How to Analyze Call Tracking Data For Your Business

Phone call tracking is an often overlooked digital marketing tool. When it comes to analyzing call tracking reports and results, most companies don’t use it to the fullest.

If you aren’t using phone call tracking already to track your online marketing efforts, then head on over here to learn more about how to track calls from your digital marketing channels.

If you are using phone call tracking, but simply look at the total number of calls in aggregate as the definition of success or failure, then this post is for you (and so is this post from Avinash Kaushik). Don’t feel bad though – you aren’t alone.

To reap the benefits of call tracking data, you may have to commit to changing your system for tracking data. You may have to adjust some things with your customer service team or your CRM. You may also need your sales team to provide greater feedback after their conversations with prospects.

6 Ways to Get the Most Out of Your Call Tracking Reports

As competition increases online and via mobile, getting the most out of call data and the leads they bring in is imperative. After all, it’s usually much easier to sell to someone when you are on the phone with them, as opposed to sending them an email. Here are some ways to help you take that next step toward analyzing your phone call tracking data instead of simply reporting on it:

  1. Take advantage of every call tracking system feature
  2. Make phone call analysis part of your digital marketing process
  3. Update your lead records in real-time
  4. Eliminate short call lengths
  5. Use tags and lead scoring
  6. Consider integrating a lead predictive tool

1. How to take advantage of call tracking system features

Start out by making sure you are taking advantage of all of the features within the specific call tracking system that your business uses.

Call recording is probably the biggest feature that can help you with call analysis. Recording the leads that come in via phone can be helpful for a number of reasons, most importantly posterity and evaluation of your call data. There are instances where not recording phone calls is the right business decision, but that just means you may have to adapt your process to help yourself in the long run (see #3 below).

Other features such as call whisper can be turned on to alert the call recipient that the lead came from a specific marketing source (note that call whispers don’t work with automated IVR systems). You can also set up automated email alerts to trigger a next step and analyze call recording data.

2. Why you should make phone call analytics part of your process

The reality is that you need to make call data analysis part of your process. You probably already do some quick analysis with form submissions to separate leads from spam, so just adapt to the new norm with phone calls as well.

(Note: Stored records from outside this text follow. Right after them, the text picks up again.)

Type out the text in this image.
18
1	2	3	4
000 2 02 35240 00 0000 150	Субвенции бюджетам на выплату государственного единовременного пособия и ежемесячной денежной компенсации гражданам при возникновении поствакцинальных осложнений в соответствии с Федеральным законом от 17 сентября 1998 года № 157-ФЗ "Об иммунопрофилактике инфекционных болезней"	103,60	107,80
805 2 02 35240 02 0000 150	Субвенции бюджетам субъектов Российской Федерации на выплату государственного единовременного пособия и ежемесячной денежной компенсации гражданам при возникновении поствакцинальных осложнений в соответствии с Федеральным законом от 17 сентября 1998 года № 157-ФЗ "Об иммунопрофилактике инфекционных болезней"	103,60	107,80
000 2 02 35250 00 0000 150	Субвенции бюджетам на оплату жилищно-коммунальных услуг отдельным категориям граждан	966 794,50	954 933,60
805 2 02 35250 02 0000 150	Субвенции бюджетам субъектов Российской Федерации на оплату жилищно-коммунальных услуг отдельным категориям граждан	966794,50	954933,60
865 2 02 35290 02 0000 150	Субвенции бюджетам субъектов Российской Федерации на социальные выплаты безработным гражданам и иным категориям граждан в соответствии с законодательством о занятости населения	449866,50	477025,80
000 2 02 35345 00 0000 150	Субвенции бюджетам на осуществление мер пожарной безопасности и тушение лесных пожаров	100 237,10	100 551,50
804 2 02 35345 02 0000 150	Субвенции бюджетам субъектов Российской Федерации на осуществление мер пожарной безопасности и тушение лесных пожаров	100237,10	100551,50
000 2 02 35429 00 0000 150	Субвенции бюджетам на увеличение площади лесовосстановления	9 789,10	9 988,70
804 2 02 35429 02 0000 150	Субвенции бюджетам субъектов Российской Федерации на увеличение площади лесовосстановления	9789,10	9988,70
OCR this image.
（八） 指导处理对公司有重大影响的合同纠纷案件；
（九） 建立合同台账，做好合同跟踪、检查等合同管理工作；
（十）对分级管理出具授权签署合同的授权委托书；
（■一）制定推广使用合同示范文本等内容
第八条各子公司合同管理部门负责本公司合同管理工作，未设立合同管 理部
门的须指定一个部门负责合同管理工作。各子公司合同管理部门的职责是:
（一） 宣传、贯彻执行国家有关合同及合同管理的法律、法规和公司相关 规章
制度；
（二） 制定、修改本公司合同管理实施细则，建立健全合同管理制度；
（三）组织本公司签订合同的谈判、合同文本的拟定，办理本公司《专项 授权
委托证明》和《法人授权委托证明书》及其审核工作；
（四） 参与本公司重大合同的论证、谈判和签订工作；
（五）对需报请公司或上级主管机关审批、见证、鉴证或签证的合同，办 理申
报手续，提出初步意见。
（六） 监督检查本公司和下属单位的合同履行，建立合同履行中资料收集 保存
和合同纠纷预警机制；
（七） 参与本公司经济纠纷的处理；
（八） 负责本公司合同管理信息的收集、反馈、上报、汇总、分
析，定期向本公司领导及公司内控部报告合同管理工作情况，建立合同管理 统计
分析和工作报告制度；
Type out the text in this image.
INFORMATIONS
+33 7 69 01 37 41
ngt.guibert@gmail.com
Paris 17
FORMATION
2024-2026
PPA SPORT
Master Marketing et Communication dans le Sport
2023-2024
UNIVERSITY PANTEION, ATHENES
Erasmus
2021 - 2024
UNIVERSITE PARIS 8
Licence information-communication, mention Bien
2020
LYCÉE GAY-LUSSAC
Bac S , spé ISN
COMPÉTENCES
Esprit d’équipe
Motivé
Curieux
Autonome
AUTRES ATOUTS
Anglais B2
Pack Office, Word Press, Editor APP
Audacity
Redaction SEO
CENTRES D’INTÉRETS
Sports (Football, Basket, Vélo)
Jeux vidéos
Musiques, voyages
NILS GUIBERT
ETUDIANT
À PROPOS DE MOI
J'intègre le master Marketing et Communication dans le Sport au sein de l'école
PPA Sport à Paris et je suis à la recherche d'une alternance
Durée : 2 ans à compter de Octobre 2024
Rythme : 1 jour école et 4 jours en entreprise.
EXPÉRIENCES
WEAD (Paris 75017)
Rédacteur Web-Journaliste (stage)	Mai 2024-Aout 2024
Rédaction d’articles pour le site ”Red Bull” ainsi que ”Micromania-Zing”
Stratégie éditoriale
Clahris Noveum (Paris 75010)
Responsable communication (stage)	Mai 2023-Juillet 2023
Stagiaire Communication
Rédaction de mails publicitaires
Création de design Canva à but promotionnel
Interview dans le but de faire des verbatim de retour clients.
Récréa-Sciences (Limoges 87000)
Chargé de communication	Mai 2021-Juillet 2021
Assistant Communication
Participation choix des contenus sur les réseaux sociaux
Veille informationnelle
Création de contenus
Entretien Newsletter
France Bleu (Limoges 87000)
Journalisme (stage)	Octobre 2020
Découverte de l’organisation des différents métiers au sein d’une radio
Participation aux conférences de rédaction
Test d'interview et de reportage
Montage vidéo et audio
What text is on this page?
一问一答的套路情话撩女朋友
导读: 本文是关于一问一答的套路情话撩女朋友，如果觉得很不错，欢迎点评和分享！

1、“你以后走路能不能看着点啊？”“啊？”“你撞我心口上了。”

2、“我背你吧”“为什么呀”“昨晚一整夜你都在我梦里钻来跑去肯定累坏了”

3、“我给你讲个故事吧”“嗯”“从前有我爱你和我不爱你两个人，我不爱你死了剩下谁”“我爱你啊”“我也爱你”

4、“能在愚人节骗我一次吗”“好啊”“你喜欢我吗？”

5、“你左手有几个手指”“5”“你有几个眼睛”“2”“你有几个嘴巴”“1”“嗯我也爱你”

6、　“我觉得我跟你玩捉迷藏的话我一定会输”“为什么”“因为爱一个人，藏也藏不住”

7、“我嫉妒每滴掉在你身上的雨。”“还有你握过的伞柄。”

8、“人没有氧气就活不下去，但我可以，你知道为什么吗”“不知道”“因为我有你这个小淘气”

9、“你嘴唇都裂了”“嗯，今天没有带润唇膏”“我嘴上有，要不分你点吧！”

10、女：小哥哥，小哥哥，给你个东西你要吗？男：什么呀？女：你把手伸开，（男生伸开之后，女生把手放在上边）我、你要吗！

Create a call tracking report that allows you to differentiate between quality phone calls and spammy ones, such that you can track your progress in terms of improved lead-generating quality over time.

As marketers, many of us get lost in the reporting stage because those numbers look better. The reality is that we are being judged on the outcome of the leads so we need to do our best to track leads through the funnel as best as possible.

3. Why you should update your call data records in real-time

Have the person that handles the inbound leads and phone calls also keep tabs on which calls are received via tracking numbers versus those that are not and update your records in real-time. This at least helps you cut out robocalls, sales calls, wrong phone numbers, and people that use Google instead of typing in your URL. Add some fields to your CRM, bookmark your call tracking tool login, create some tagging to be able to sort the calls, rate the calls, etc.

If you get into the habit of doing that after each call and making it part of the process instead of an additional process then it becomes habitual, quick, and easy. For those that have a CRM with API import abilities, that can speed this process up greatly to meet your needs as most call tracking tools have that ability.

4. Why your call tracking shouldn’t track short call lengths

If you want to cut down on the number of calls you receive, you can cut out call lengths shorter than a specific time frame.

For example, if your IVR system takes at least 20 seconds before someone is connected to a live person, it makes perfect sense to exclude calls under 20 seconds when tracking phone calls since you know those aren’t leads.

5. Why you should use tags and lead scoring with call tracking

Tagging the leads you receive and utilizing lead scoring can be incredibly helpful when it comes to future forecasting and analysis. However, lead tagging and scoring need to be fully incorporated into your process in order to be effective.

Not every company can implement the same process based on the volume of phone calls. That is why you may want to consider various ways of internally tagging the calls; for example, Leads vs. Sales Calls vs. Forwarded Internally and so on. You can also implement your own rudimentary lead scoring numbers to help you prioritize which calls you are going to listen to or further analyze.

6. Why you should consider a predictive analysis tool when call tracking

Many call tracking systems have some sort of predictive analysis tool or can be paired with a secondary tool.

Based on the words used, length of call, back-and-forth nature of the conversation, etc., these tools can suggest whether or not the calls were conversations vs. abandoned calls vs. wrong numbers. At that point, if you are listening to all of the call recordings you have at least narrowed down the call log dramatically, similar to #4.

In the end, these are simply some ways to help you save time and get to more meaningful data that can help us make better-informed decisions.

The outcome of these efforts can be tremendous: attributing better value to each channel’s marketing efforts, learning about conversion rates online vs. offline, improving the lead generation and sales process, as well as improving the customer service channel. Not only that, but it will also make you look good to your boss because you are able to create better forecasting models for growth potential.